Bruce: Die Springsteen-Biografie (German Edition)
Silvester war Bruce wieder daheim bei Diane, mit der er den Jahreswechsel feierte. Er startete ins neue Jahr auf gepackten Koffern und mit dem Vorsatz, alles zu geben.
Noch bevor Greetings am 5. Januar in die Läden kam, brach die Band für vier aufeinanderfolgende Gigs im Vorprogramm der Comedy-Rock-Truppe Travis, Shook and the Club Wow zum Main Point Club in Bryn Mawr, Pennsylvania, auf. Anschließend hatte die Gruppe einen Tag Pause, bevor in Boston eine weitere, achttägige Konzertreihe im Vorprogramm des Folk-Blues-Gitarristen David Bromberg begann. So ging es in den folgenden Wochen und Monaten weiter, mit etlichen Konzerten im Nordosten der USA. Streckenweise war dieses neue Leben als Vertragskünstler bei einem Major Label mit allem, was dazugehörte, wie der Publicity und der finanziellen Unterstützung seitens Columbias, extrem aufregend.
Bei einem Interview mit der sehr beliebten Radiomoderatorin Maxanne Sartori für den einflussreichen, progressiven Rocksender WBCN-FM war Bruce schon fast bis zur Albernheit überdreht. Nach einer kurzen Einstimmung mit dem Duke-Ellington-Song »Satin Doll«, den sie in einem nach Heilsarmee klingenden Arrangement mit Saxofon, Akkordeon, Tuba und Gitarre spielten, erzählte Bruce, dies sei sein erstes Radiointerview und er müsse daher zunächst unbedingt seine Mutter grüßen, was für viele Lacher im Studio sorgte.
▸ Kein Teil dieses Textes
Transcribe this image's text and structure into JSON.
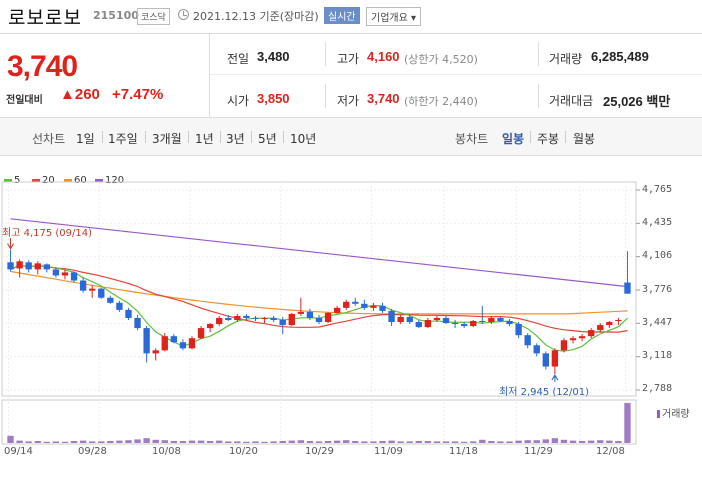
{
  "header": {
    "title": "로보로보",
    "code": "215100",
    "market": "코스닥",
    "date": "2021.12.13 기준(장마감)",
    "realtime": "실시간",
    "company_info": "기업개요 ▾"
  },
  "quote": {
    "price": "3,740",
    "change_label": "전일대비",
    "change_value": "▲260",
    "change_pct": "+7.47%",
    "prev_close_label": "전일",
    "prev_close": "3,480",
    "high_label": "고가",
    "high": "4,160",
    "upper_limit": "(상한가 4,520)",
    "volume_label": "거래량",
    "volume": "6,285,489",
    "open_label": "시가",
    "open": "3,850",
    "low_label": "저가",
    "low": "3,740",
    "lower_limit": "(하한가 2,440)",
    "amount_label": "거래대금",
    "amount": "25,026 백만"
  },
  "tabs": {
    "line_chart": "선차트",
    "periods": [
      "1일",
      "1주일",
      "3개월",
      "1년",
      "3년",
      "5년",
      "10년"
    ],
    "candle_chart": "봉차트",
    "candle_periods": [
      "일봉",
      "주봉",
      "월봉"
    ]
  },
  "chart_data": {
    "type": "candlestick",
    "legend": [
      "5",
      "20",
      "60",
      "120"
    ],
    "colors": {
      "ma5": "#5fbf3a",
      "ma20": "#e0453a",
      "ma60": "#f0922b",
      "ma120": "#9b59c6",
      "up": "#e0221c",
      "down": "#2a6ad8"
    },
    "y_ticks": [
      "4,765",
      "4,435",
      "4,106",
      "3,776",
      "3,447",
      "3,118",
      "2,788"
    ],
    "ylim": [
      2788,
      4765
    ],
    "x_ticks": [
      "09/14",
      "09/28",
      "10/08",
      "10/20",
      "10/29",
      "11/09",
      "11/18",
      "11/29",
      "12/08"
    ],
    "annotations": {
      "high": "최고 4,175 (09/14)",
      "low": "최저 2,945 (12/01)"
    },
    "volume_label": "거래량",
    "candles": [
      [
        4050,
        4175,
        3960,
        3980
      ],
      [
        3990,
        4080,
        3900,
        4060
      ],
      [
        4050,
        4070,
        3950,
        3980
      ],
      [
        3980,
        4060,
        3930,
        4040
      ],
      [
        4030,
        4040,
        3950,
        3980
      ],
      [
        3980,
        4000,
        3900,
        3920
      ],
      [
        3920,
        3980,
        3880,
        3950
      ],
      [
        3950,
        3960,
        3850,
        3870
      ],
      [
        3870,
        3900,
        3750,
        3770
      ],
      [
        3770,
        3820,
        3700,
        3790
      ],
      [
        3790,
        3800,
        3690,
        3700
      ],
      [
        3700,
        3720,
        3640,
        3650
      ],
      [
        3650,
        3670,
        3560,
        3580
      ],
      [
        3580,
        3600,
        3480,
        3500
      ],
      [
        3500,
        3530,
        3380,
        3400
      ],
      [
        3400,
        3420,
        3060,
        3150
      ],
      [
        3150,
        3200,
        3080,
        3180
      ],
      [
        3180,
        3350,
        3170,
        3320
      ],
      [
        3320,
        3340,
        3250,
        3260
      ],
      [
        3260,
        3290,
        3180,
        3200
      ],
      [
        3200,
        3320,
        3190,
        3300
      ],
      [
        3300,
        3420,
        3290,
        3400
      ],
      [
        3400,
        3450,
        3360,
        3440
      ],
      [
        3440,
        3520,
        3420,
        3500
      ],
      [
        3500,
        3530,
        3470,
        3480
      ],
      [
        3480,
        3540,
        3460,
        3520
      ],
      [
        3520,
        3540,
        3480,
        3500
      ],
      [
        3500,
        3520,
        3470,
        3490
      ],
      [
        3490,
        3510,
        3450,
        3500
      ],
      [
        3500,
        3520,
        3460,
        3480
      ],
      [
        3480,
        3510,
        3340,
        3430
      ],
      [
        3430,
        3550,
        3420,
        3540
      ],
      [
        3540,
        3700,
        3520,
        3560
      ],
      [
        3560,
        3590,
        3480,
        3500
      ],
      [
        3500,
        3530,
        3440,
        3460
      ],
      [
        3460,
        3560,
        3450,
        3550
      ],
      [
        3550,
        3620,
        3540,
        3600
      ],
      [
        3600,
        3680,
        3580,
        3660
      ],
      [
        3660,
        3700,
        3620,
        3640
      ],
      [
        3640,
        3680,
        3580,
        3600
      ],
      [
        3600,
        3650,
        3570,
        3620
      ],
      [
        3620,
        3650,
        3550,
        3570
      ],
      [
        3570,
        3590,
        3420,
        3460
      ],
      [
        3460,
        3530,
        3440,
        3510
      ],
      [
        3510,
        3530,
        3440,
        3460
      ],
      [
        3460,
        3480,
        3400,
        3410
      ],
      [
        3410,
        3500,
        3400,
        3480
      ],
      [
        3480,
        3520,
        3460,
        3500
      ],
      [
        3500,
        3520,
        3440,
        3450
      ],
      [
        3450,
        3480,
        3400,
        3440
      ],
      [
        3440,
        3460,
        3400,
        3420
      ],
      [
        3420,
        3480,
        3410,
        3470
      ],
      [
        3470,
        3620,
        3440,
        3460
      ],
      [
        3460,
        3520,
        3440,
        3500
      ],
      [
        3500,
        3510,
        3460,
        3470
      ],
      [
        3470,
        3490,
        3420,
        3440
      ],
      [
        3440,
        3460,
        3300,
        3330
      ],
      [
        3330,
        3350,
        3200,
        3230
      ],
      [
        3230,
        3250,
        3120,
        3150
      ],
      [
        3150,
        3170,
        2990,
        3020
      ],
      [
        3020,
        3200,
        2945,
        3180
      ],
      [
        3180,
        3300,
        3160,
        3280
      ],
      [
        3280,
        3320,
        3250,
        3300
      ],
      [
        3300,
        3340,
        3270,
        3320
      ],
      [
        3320,
        3400,
        3300,
        3380
      ],
      [
        3380,
        3450,
        3360,
        3430
      ],
      [
        3430,
        3470,
        3400,
        3460
      ],
      [
        3480,
        3500,
        3430,
        3480
      ],
      [
        3850,
        4160,
        3740,
        3740
      ]
    ],
    "volumes": [
      0.18,
      0.06,
      0.04,
      0.05,
      0.03,
      0.04,
      0.03,
      0.05,
      0.06,
      0.04,
      0.04,
      0.05,
      0.06,
      0.07,
      0.09,
      0.12,
      0.08,
      0.07,
      0.05,
      0.05,
      0.06,
      0.06,
      0.05,
      0.06,
      0.04,
      0.04,
      0.03,
      0.04,
      0.03,
      0.04,
      0.05,
      0.06,
      0.07,
      0.05,
      0.04,
      0.05,
      0.06,
      0.07,
      0.05,
      0.04,
      0.04,
      0.05,
      0.06,
      0.04,
      0.04,
      0.05,
      0.05,
      0.04,
      0.04,
      0.04,
      0.03,
      0.04,
      0.08,
      0.05,
      0.04,
      0.04,
      0.06,
      0.07,
      0.07,
      0.09,
      0.12,
      0.08,
      0.06,
      0.05,
      0.06,
      0.07,
      0.06,
      0.05,
      1.0
    ]
  }
}
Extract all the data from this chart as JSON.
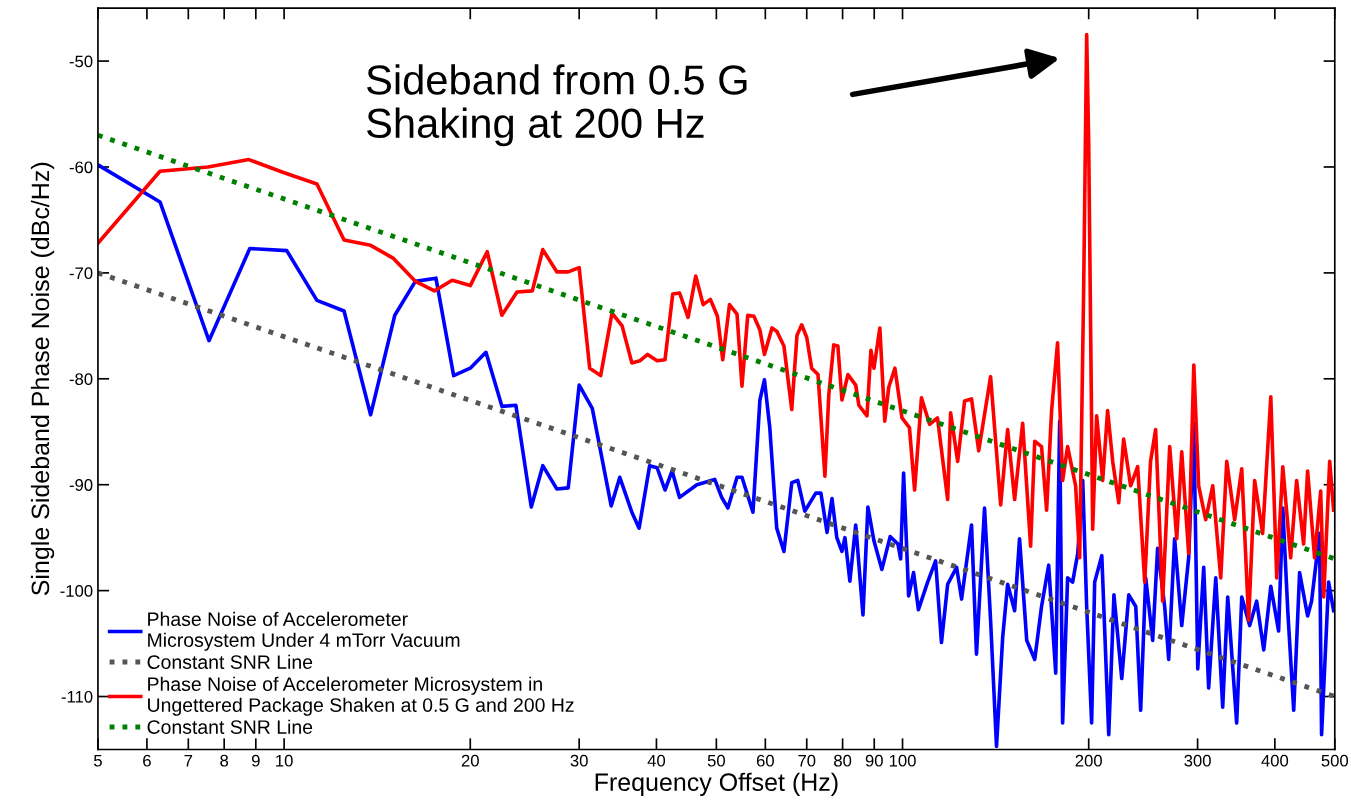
{
  "chart_data": {
    "type": "line",
    "xlabel": "Frequency Offset (Hz)",
    "ylabel": "Single Sideband Phase Noise (dBc/Hz)",
    "log": "x",
    "xlim": [
      5,
      500
    ],
    "xticks": [
      5,
      6,
      7,
      8,
      9,
      10,
      20,
      30,
      40,
      50,
      60,
      70,
      80,
      90,
      100,
      200,
      300,
      400,
      500
    ],
    "ylim": [
      -115,
      -45
    ],
    "yticks": [
      -110,
      -100,
      -90,
      -80,
      -70,
      -60,
      -50
    ],
    "grid": false,
    "legend": "bottom left",
    "marker": "none",
    "annotations": [
      "Sideband from 0.5 G\nShaking at 200 Hz"
    ],
    "series": [
      {
        "name": "Phase Noise of Accelerometer\nMicrosystem Under 4 mTorr Vacuum",
        "color": "#0000ff",
        "line_style": "solid",
        "x": [
          5,
          6.3,
          7.56,
          8.8,
          10.1,
          11.3,
          12.5,
          13.8,
          15.1,
          16.3,
          17.6,
          18.8,
          20.0,
          21.2,
          22.5,
          23.7,
          25.1,
          26.2,
          27.6,
          28.8,
          30.0,
          31.5,
          33.8,
          34.9,
          36.5,
          37.5,
          39.0,
          40.1,
          41.3,
          42.4,
          43.6,
          46.5,
          49.7,
          51.0,
          52.2,
          54.0,
          55.0,
          57.3,
          58.8,
          59.8,
          61.0,
          62.6,
          64.3,
          66.2,
          67.7,
          69.5,
          72.4,
          73.8,
          75.5,
          76.9,
          78.3,
          79.8,
          80.7,
          82.2,
          84.0,
          86.3,
          87.9,
          89.9,
          92.6,
          95.5,
          98.3,
          99.3,
          100.4,
          102.3,
          104.2,
          106.1,
          109.8,
          113.1,
          115.6,
          118.3,
          122.3,
          124.6,
          129.3,
          131.7,
          135.7,
          138.8,
          141.9,
          145.2,
          147.9,
          151.8,
          154.6,
          158.8,
          163.6,
          167.8,
          172.3,
          176.9,
          179.5,
          181.5,
          184.9,
          188.4,
          192.0,
          195.6,
          198.5,
          202.2,
          204.5,
          210.0,
          215.5,
          219.7,
          226.2,
          232.2,
          238.3,
          242.7,
          247.3,
          253.8,
          258.5,
          265.4,
          269.4,
          275.4,
          282.8,
          290.2,
          295.8,
          300.2,
          306.9,
          312.6,
          321.0,
          329.4,
          335.6,
          347.0,
          353.6,
          364.2,
          373.8,
          383.8,
          394.0,
          405.6,
          412.0,
          419.7,
          429.1,
          438.6,
          451.9,
          458.6,
          472.4,
          476.0,
          488.6,
          497.8
        ],
        "values": [
          -59.8,
          -63.3,
          -76.4,
          -67.7,
          -67.9,
          -72.6,
          -73.6,
          -83.4,
          -74.0,
          -70.8,
          -70.5,
          -79.7,
          -79.0,
          -77.5,
          -82.6,
          -82.5,
          -92.1,
          -88.2,
          -90.4,
          -90.3,
          -80.6,
          -82.8,
          -92.0,
          -89.3,
          -92.6,
          -94.1,
          -88.2,
          -88.4,
          -90.5,
          -88.7,
          -91.2,
          -90.0,
          -89.5,
          -91.2,
          -92.2,
          -89.3,
          -89.3,
          -92.6,
          -82.0,
          -80.1,
          -84.6,
          -94.1,
          -96.3,
          -89.8,
          -89.6,
          -92.5,
          -90.8,
          -90.8,
          -94.5,
          -91.3,
          -95.0,
          -96.3,
          -95.0,
          -99.1,
          -93.8,
          -102.3,
          -92.1,
          -95.3,
          -98.0,
          -94.9,
          -95.6,
          -97.0,
          -88.9,
          -100.5,
          -98.3,
          -101.8,
          -99.2,
          -97.2,
          -104.9,
          -99.4,
          -97.8,
          -100.8,
          -93.8,
          -106.0,
          -92.2,
          -102.8,
          -114.7,
          -104.4,
          -99.4,
          -101.9,
          -95.1,
          -104.7,
          -106.5,
          -101.5,
          -97.6,
          -107.8,
          -84.0,
          -112.5,
          -98.8,
          -99.2,
          -96.5,
          -89.6,
          -101.5,
          -112.5,
          -99.2,
          -96.7,
          -113.6,
          -100.4,
          -108.3,
          -100.4,
          -101.5,
          -111.3,
          -98.8,
          -104.7,
          -96.0,
          -101.5,
          -106.5,
          -95.1,
          -103.3,
          -96.9,
          -84.2,
          -107.4,
          -97.8,
          -109.2,
          -98.8,
          -111.0,
          -100.6,
          -112.5,
          -100.6,
          -103.3,
          -101.0,
          -105.6,
          -99.6,
          -103.8,
          -92.2,
          -101.9,
          -111.3,
          -98.3,
          -102.4,
          -101.0,
          -94.6,
          -113.6,
          -99.2,
          -101.9
        ]
      },
      {
        "name": "Constant SNR Line",
        "color": "#555555",
        "line_style": "dotted",
        "x": [
          5,
          500
        ],
        "values": [
          -70,
          -110
        ]
      },
      {
        "name": "Phase Noise of Accelerometer Microsystem in\nUngettered Package Shaken at 0.5 G and 200 Hz",
        "color": "#ff0000",
        "line_style": "solid",
        "x": [
          5,
          6.3,
          7.53,
          8.77,
          9.95,
          11.3,
          12.5,
          13.8,
          15.0,
          16.3,
          17.5,
          18.7,
          20.0,
          21.3,
          22.5,
          23.8,
          25.2,
          26.2,
          27.6,
          28.8,
          30.0,
          31.2,
          32.5,
          33.9,
          35.2,
          36.5,
          37.6,
          38.7,
          40.1,
          41.3,
          42.5,
          43.6,
          45.0,
          46.3,
          47.6,
          48.9,
          50.2,
          51.2,
          52.5,
          54.0,
          55.0,
          56.2,
          57.5,
          58.8,
          59.8,
          61.5,
          62.6,
          64.3,
          66.2,
          67.5,
          68.7,
          70.0,
          71.3,
          73.0,
          74.9,
          76.0,
          77.4,
          78.6,
          79.8,
          81.6,
          84.0,
          85.0,
          87.6,
          88.9,
          89.9,
          91.9,
          93.6,
          95.0,
          97.2,
          99.8,
          102.6,
          104.6,
          107.3,
          110.6,
          113.9,
          118.3,
          119.6,
          122.8,
          126.0,
          129.3,
          132.8,
          138.8,
          144.1,
          147.9,
          151.8,
          156.4,
          161.1,
          163.6,
          167.8,
          171.0,
          174.2,
          178.1,
          181.5,
          184.9,
          190.5,
          193.4,
          196.3,
          198.5,
          200,
          201.5,
          203.0,
          206.0,
          210.7,
          214.6,
          218.7,
          223.7,
          227.8,
          233.8,
          240.0,
          246.4,
          251.8,
          256.6,
          263.4,
          270.4,
          277.6,
          282.8,
          290.2,
          295.8,
          301.2,
          309.2,
          317.4,
          327.0,
          334.4,
          344.4,
          353.6,
          362.8,
          371.0,
          382.2,
          394.0,
          402.8,
          412.0,
          424.2,
          433.8,
          445.2,
          451.9,
          463.8,
          474.4,
          479.8,
          490.6,
          497.8
        ],
        "values": [
          -67.2,
          -60.4,
          -60.0,
          -59.3,
          -60.5,
          -61.6,
          -66.9,
          -67.4,
          -68.6,
          -70.8,
          -71.7,
          -70.7,
          -71.2,
          -68.0,
          -74.0,
          -71.8,
          -71.7,
          -67.8,
          -69.9,
          -69.9,
          -69.5,
          -79.0,
          -79.7,
          -73.8,
          -75.0,
          -78.5,
          -78.3,
          -77.7,
          -78.3,
          -78.2,
          -72.0,
          -71.9,
          -74.2,
          -70.3,
          -73.0,
          -72.5,
          -74.1,
          -78.2,
          -73.0,
          -73.9,
          -80.7,
          -74.0,
          -74.1,
          -75.4,
          -77.7,
          -75.2,
          -75.5,
          -76.9,
          -82.9,
          -75.9,
          -74.9,
          -76.1,
          -79.0,
          -79.6,
          -89.2,
          -81.5,
          -76.8,
          -76.9,
          -82.0,
          -79.6,
          -80.6,
          -82.5,
          -83.5,
          -77.3,
          -79.0,
          -75.2,
          -84.0,
          -80.8,
          -79.0,
          -83.7,
          -84.6,
          -90.5,
          -81.8,
          -84.3,
          -83.7,
          -91.4,
          -83.2,
          -87.8,
          -82.1,
          -81.9,
          -86.8,
          -79.8,
          -91.9,
          -84.8,
          -91.4,
          -84.2,
          -95.8,
          -85.9,
          -86.4,
          -92.4,
          -83.0,
          -76.6,
          -89.6,
          -86.4,
          -90.1,
          -96.9,
          -71.4,
          -47.5,
          -57.7,
          -75.9,
          -94.2,
          -83.5,
          -89.6,
          -83.0,
          -87.8,
          -91.7,
          -85.7,
          -90.1,
          -88.3,
          -99.2,
          -87.8,
          -84.8,
          -101.0,
          -86.4,
          -95.1,
          -86.9,
          -96.5,
          -78.7,
          -90.1,
          -93.3,
          -90.1,
          -98.8,
          -87.8,
          -93.3,
          -88.5,
          -102.8,
          -89.6,
          -94.6,
          -81.7,
          -98.8,
          -88.3,
          -96.9,
          -89.6,
          -95.6,
          -88.7,
          -96.9,
          -90.6,
          -100.6,
          -87.8,
          -92.4
        ]
      },
      {
        "name": "Constant SNR Line",
        "color": "#008000",
        "line_style": "dotted",
        "x": [
          5,
          500
        ],
        "values": [
          -57,
          -97
        ]
      }
    ]
  }
}
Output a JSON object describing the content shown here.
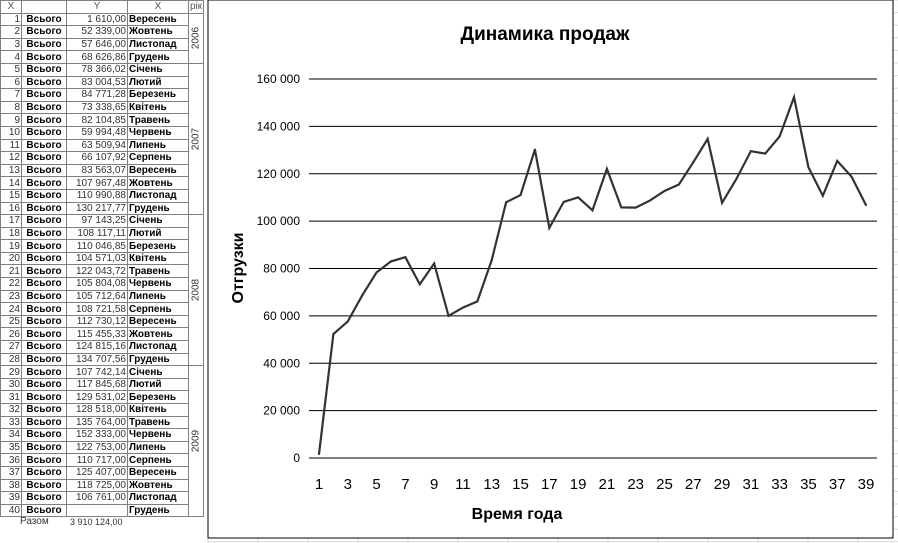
{
  "table": {
    "headers": [
      "X",
      "",
      "Y",
      "X",
      "рік"
    ],
    "rows": [
      [
        "1",
        "Всього",
        "1 610,00",
        "Вересень"
      ],
      [
        "2",
        "Всього",
        "52 339,00",
        "Жовтень"
      ],
      [
        "3",
        "Всього",
        "57 646,00",
        "Листопад"
      ],
      [
        "4",
        "Всього",
        "68 626,86",
        "Грудень"
      ],
      [
        "5",
        "Всього",
        "78 366,02",
        "Січень"
      ],
      [
        "6",
        "Всього",
        "83 004,53",
        "Лютий"
      ],
      [
        "7",
        "Всього",
        "84 771,28",
        "Березень"
      ],
      [
        "8",
        "Всього",
        "73 338,65",
        "Квітень"
      ],
      [
        "9",
        "Всього",
        "82 104,85",
        "Травень"
      ],
      [
        "10",
        "Всього",
        "59 994,48",
        "Червень"
      ],
      [
        "11",
        "Всього",
        "63 509,94",
        "Липень"
      ],
      [
        "12",
        "Всього",
        "66 107,92",
        "Серпень"
      ],
      [
        "13",
        "Всього",
        "83 563,07",
        "Вересень"
      ],
      [
        "14",
        "Всього",
        "107 967,48",
        "Жовтень"
      ],
      [
        "15",
        "Всього",
        "110 990,88",
        "Листопад"
      ],
      [
        "16",
        "Всього",
        "130 217,77",
        "Грудень"
      ],
      [
        "17",
        "Всього",
        "97 143,25",
        "Січень"
      ],
      [
        "18",
        "Всього",
        "108 117,11",
        "Лютий"
      ],
      [
        "19",
        "Всього",
        "110 046,85",
        "Березень"
      ],
      [
        "20",
        "Всього",
        "104 571,03",
        "Квітень"
      ],
      [
        "21",
        "Всього",
        "122 043,72",
        "Травень"
      ],
      [
        "22",
        "Всього",
        "105 804,08",
        "Червень"
      ],
      [
        "23",
        "Всього",
        "105 712,64",
        "Липень"
      ],
      [
        "24",
        "Всього",
        "108 721,58",
        "Серпень"
      ],
      [
        "25",
        "Всього",
        "112 730,12",
        "Вересень"
      ],
      [
        "26",
        "Всього",
        "115 455,33",
        "Жовтень"
      ],
      [
        "27",
        "Всього",
        "124 815,16",
        "Листопад"
      ],
      [
        "28",
        "Всього",
        "134 707,56",
        "Грудень"
      ],
      [
        "29",
        "Всього",
        "107 742,14",
        "Січень"
      ],
      [
        "30",
        "Всього",
        "117 845,68",
        "Лютий"
      ],
      [
        "31",
        "Всього",
        "129 531,02",
        "Березень"
      ],
      [
        "32",
        "Всього",
        "128 518,00",
        "Квітень"
      ],
      [
        "33",
        "Всього",
        "135 764,00",
        "Травень"
      ],
      [
        "34",
        "Всього",
        "152 333,00",
        "Червень"
      ],
      [
        "35",
        "Всього",
        "122 753,00",
        "Липень"
      ],
      [
        "36",
        "Всього",
        "110 717,00",
        "Серпень"
      ],
      [
        "37",
        "Всього",
        "125 407,00",
        "Вересень"
      ],
      [
        "38",
        "Всього",
        "118 725,00",
        "Жовтень"
      ],
      [
        "39",
        "Всього",
        "106 761,00",
        "Листопад"
      ],
      [
        "40",
        "Всього",
        "",
        "Грудень"
      ]
    ],
    "years": [
      {
        "label": "2006",
        "rows": 4
      },
      {
        "label": "2007",
        "rows": 12
      },
      {
        "label": "2008",
        "rows": 12
      },
      {
        "label": "2009",
        "rows": 12
      }
    ],
    "total_label": "Разом",
    "total_value": "3 910 124,00"
  },
  "chart_data": {
    "type": "line",
    "title": "Динамика продаж",
    "xlabel": "Время года",
    "ylabel": "Отгрузки",
    "ylim": [
      0,
      160000
    ],
    "yticks": [
      "0",
      "20 000",
      "40 000",
      "60 000",
      "80 000",
      "100 000",
      "120 000",
      "140 000",
      "160 000"
    ],
    "xticks": [
      "1",
      "3",
      "5",
      "7",
      "9",
      "11",
      "13",
      "15",
      "17",
      "19",
      "21",
      "23",
      "25",
      "27",
      "29",
      "31",
      "33",
      "35",
      "37",
      "39"
    ],
    "grid": true,
    "x": [
      1,
      2,
      3,
      4,
      5,
      6,
      7,
      8,
      9,
      10,
      11,
      12,
      13,
      14,
      15,
      16,
      17,
      18,
      19,
      20,
      21,
      22,
      23,
      24,
      25,
      26,
      27,
      28,
      29,
      30,
      31,
      32,
      33,
      34,
      35,
      36,
      37,
      38,
      39
    ],
    "values": [
      1610,
      52339,
      57646,
      68626.86,
      78366.02,
      83004.53,
      84771.28,
      73338.65,
      82104.85,
      59994.48,
      63509.94,
      66107.92,
      83563.07,
      107967.48,
      110990.88,
      130217.77,
      97143.25,
      108117.11,
      110046.85,
      104571.03,
      122043.72,
      105804.08,
      105712.64,
      108721.58,
      112730.12,
      115455.33,
      124815.16,
      134707.56,
      107742.14,
      117845.68,
      129531.02,
      128518,
      135764,
      152333,
      122753,
      110717,
      125407,
      118725,
      106761
    ],
    "line_color": "#333333"
  }
}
Anschließend wechselten sich etwas holprige Interviewstrecken mit einem fabelhaft aufgelegten Bruce mit ein paar akustischen Darbietungen einiger Greetings -Songs ab, darunter auch eine sehr lebhafte Version von »Blinded by the Light« mit Jimmy Cretecos, Chefroadie Albee Tellone und einem PR-Mann von Columbia namens Ed Hynes als Backgroundsänger. »Das ist meine neue Single, Kids!«, erklärte Bruce dem Publikum. »Wenn ihr in den Laden geht, um sie zu kaufen, gebe ich euch ein Autogramm mitten aufs Etikett!« Wenige Tage später erschien Bruce zu einem Interview mit Barbara Schoeneweis von der Asbury Park Press in einer abgewetzten grünen Lederjacke, einem zerknitterten Hemd, Jeans und zerschlissenen Stiefeln. Erschöpft und gleichzeitig besorgt, er könne womöglich den Eindruck erwecken, seine Herkunft verraten zu haben, um zum Glamrocker aufzusteigen, sprach er in grummeligem Ton und in »einer typisch trotzigen Art« über sein Leben als Musiker, der bei einem Major Label unter Vertrag ist. »Es ist seltsam, für eine so große Firma zu arbeiten«, erklärte er Schoeneweis und fügte hinzu, dass »es äußerst mühsam [gewesen sei], mich dazu zu bringen, den Vertrag zu unterschreiben.« 5 Bei einem Rückblick auf seine Zeit in Asbury Park spann er weitere Legenden. So behauptete er beispielsweise, Bands häufig noch während eines Auftritts aufgelöst zu haben, wenn ihm nicht gefiel, was sie spielten. »Die Welt kann auf eine weitere x-beliebige vierköpfige Rock’n’Roll-Band gut verzichten, und dem Markt würde es guttun, weniger zugemüllt zu werden«, sagte er. Er weigerte sich, Fragen zu seinen neuen Songs, seiner Familie oder seinen beruflichen Plänen zu beantworten mit dem Hinweis darauf, dass Schoeneweis alles, was sie wissen müsse, seinem Album entnehmen könne. Als die Journalistin ihn allerdings fragte, was seine Songs für John Hammond, Columbia und die nationalen Kritiker so unwiderstehlich mache, konnte sich Bruce einen Anfug von Stolz nicht verkneifen.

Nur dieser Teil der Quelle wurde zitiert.